Posted 10 December, 2019 OBI BLOG
The NHS is once again the topic of hot debate, being thrust centre stage in the General Election with
various promises tabled by the respective parties. There are no doubt strains and challenges ahead for our beloved health system, the intrinsic detail of which will be thrashed out and scrutinised in the coming months, whatever the electoral outcome.
Sat here with my glass ‘half-full’ and not wanting to delve too deeply into the challenges of the NHS, I see great opportunity for Leeds to become a powerhouse in the healthcare and innovation sector.
Leeds is already a major hub for health and innovation, home to major national health bodies such as NHS England, NHS Digital and NHS Leadership Academy. The presence of these organisations, alongside other key public health sector bodies and three world class universities makes Leeds and the wider city region a beacon in this crucial sector.
Given the aforementioned strains on the NHS, there is a real drive to deliver innovation and efficiencies in the health system. Leeds looks set to lead the way on these initiatives with funding continually set to be allocated to the region over the coming years: £450m has been recommended for approval to facilitate two new state of the art hospitals within Leeds’ Innovation District, with delivery anticipated by 2025.
A further £233m will be allocated to develop healthcare technology supporting the work of existing centres of excellence, Leeds being one of only four centres alongside Oxford, Coventry and London with the local centres spread across the LGI (Leeds General Infirmary) in the Innovation District and St James Hospital on the outskirts of Mabgate.
The funding, should this be realised, partnered with the city’s ambition, will create a modern, sustainable and more efficient environment. Some of the older, now obsolete buildings, will be re-purposed and sympathetically refurbished.

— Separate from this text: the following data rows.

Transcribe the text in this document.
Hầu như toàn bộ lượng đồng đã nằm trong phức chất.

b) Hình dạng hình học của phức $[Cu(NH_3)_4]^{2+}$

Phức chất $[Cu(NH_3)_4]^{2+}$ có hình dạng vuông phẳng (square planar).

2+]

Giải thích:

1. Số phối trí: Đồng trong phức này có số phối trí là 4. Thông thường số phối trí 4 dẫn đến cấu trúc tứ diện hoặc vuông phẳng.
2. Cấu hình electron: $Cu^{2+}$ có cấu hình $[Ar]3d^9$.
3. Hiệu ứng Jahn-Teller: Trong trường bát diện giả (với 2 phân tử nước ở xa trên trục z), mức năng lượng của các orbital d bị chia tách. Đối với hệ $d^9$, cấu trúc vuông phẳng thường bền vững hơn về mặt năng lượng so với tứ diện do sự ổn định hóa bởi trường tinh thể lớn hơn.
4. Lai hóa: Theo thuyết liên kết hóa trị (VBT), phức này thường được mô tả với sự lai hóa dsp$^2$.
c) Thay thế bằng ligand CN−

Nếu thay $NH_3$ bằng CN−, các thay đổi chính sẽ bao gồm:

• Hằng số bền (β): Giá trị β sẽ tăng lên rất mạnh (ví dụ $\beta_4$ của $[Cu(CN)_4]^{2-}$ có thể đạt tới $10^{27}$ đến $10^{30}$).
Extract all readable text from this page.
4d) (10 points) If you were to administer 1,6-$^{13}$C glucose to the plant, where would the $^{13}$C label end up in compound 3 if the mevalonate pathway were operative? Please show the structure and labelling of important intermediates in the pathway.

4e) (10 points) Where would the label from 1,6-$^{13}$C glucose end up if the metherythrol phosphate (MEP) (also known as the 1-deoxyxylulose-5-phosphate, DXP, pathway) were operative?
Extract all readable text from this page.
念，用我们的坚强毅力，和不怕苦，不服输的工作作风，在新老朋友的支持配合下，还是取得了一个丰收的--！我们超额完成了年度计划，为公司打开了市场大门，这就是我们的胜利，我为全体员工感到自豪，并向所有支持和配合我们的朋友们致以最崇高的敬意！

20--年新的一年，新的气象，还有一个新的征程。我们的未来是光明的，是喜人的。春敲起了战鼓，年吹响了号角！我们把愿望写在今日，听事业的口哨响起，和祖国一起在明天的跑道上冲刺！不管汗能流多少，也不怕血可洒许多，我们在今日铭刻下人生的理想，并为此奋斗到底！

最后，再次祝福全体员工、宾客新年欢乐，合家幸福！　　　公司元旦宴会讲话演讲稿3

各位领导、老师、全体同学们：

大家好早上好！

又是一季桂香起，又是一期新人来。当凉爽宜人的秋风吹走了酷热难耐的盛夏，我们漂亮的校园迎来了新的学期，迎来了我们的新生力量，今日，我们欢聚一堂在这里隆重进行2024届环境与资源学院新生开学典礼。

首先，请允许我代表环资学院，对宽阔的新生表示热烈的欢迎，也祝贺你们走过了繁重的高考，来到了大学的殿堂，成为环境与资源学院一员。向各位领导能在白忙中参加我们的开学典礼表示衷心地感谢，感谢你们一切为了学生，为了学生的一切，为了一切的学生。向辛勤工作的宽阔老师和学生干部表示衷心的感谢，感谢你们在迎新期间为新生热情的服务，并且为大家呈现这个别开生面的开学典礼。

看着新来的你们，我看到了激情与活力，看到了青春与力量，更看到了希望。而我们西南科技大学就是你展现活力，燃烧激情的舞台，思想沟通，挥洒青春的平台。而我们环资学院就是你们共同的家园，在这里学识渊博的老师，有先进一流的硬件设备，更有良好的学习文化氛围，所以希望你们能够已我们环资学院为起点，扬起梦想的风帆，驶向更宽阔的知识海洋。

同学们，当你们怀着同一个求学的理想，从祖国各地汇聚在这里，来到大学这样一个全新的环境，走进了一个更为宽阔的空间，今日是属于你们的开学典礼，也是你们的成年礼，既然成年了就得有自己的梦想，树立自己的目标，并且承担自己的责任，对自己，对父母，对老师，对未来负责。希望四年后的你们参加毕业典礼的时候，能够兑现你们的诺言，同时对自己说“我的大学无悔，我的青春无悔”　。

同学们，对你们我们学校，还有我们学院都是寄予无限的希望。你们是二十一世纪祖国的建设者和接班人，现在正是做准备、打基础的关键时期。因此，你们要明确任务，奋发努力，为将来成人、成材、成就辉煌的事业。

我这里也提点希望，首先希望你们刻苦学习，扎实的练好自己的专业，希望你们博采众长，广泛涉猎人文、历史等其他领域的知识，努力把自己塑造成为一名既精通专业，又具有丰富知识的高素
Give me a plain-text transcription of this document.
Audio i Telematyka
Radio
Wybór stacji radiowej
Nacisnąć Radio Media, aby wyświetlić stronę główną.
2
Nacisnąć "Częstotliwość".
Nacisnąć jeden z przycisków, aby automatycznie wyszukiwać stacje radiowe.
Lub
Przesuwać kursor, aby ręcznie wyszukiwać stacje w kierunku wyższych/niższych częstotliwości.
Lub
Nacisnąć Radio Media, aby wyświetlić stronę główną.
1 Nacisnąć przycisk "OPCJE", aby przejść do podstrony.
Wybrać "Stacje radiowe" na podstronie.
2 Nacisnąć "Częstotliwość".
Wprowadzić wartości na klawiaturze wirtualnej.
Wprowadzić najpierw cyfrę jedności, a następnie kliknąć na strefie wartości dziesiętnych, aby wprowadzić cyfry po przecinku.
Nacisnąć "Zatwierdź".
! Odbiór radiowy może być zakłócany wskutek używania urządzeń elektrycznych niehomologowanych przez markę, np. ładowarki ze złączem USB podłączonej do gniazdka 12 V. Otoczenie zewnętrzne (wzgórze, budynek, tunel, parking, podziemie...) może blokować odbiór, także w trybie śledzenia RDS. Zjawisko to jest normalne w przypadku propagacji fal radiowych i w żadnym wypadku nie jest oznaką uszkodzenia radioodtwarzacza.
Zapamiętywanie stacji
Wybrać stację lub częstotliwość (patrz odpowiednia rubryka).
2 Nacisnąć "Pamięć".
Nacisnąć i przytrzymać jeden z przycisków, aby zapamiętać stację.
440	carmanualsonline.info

There is huge scope here to bring in health and science businesses requiring lab space alongside traditional office accommodation, the latter of which is sparse and difficult to retro-fit into traditional office environments.
Despite Leeds’ long-standing affiliations to the NHS there is not yet the scale and quality of bespoke accommodation as seen in Manchester’s Oxford Road Corridor which has seen in excess of 4.5m sq. ft. of commercial floorspace be delivered between 2008-2020 with a similar sized pipeline for potential future delivery. The success of this district is largely credited to partnerships between Manchester Science Partnerships, two Universities, NHS Foundation Trust and property partner Bruntwood. The designation of the Oxford Road corridor as an enterprise zone combined with the collaboration of key stakeholders has brought their ambition and visions to fruition and the area is now recognised as a world class, industry-leading innovation district.
Leeds’ Innovation District has the potential to follow suit and grasp the opportunity ahead. The desired clustering of hospitals, universities, public bodies, incubator space, SMEs and large corporate organisations is key to creating a thriving eco-system and ensuring maximum productivity, building on something that for the most part is already in-situ within the district. Nexus, a fantastic £40m purpose-built innovation hub connected to the University of Leeds has been delivered in response to increasing demand, providing office, lab and research space for business’ and an opportunity to utilise and partner with the talent of Leeds University. This district can capitalise on the anticipated growing demand within this sector and attract further inward investment, adding another feather in the cap of this fantastic city as it embarks on an exciting chapter of growth over the next five years.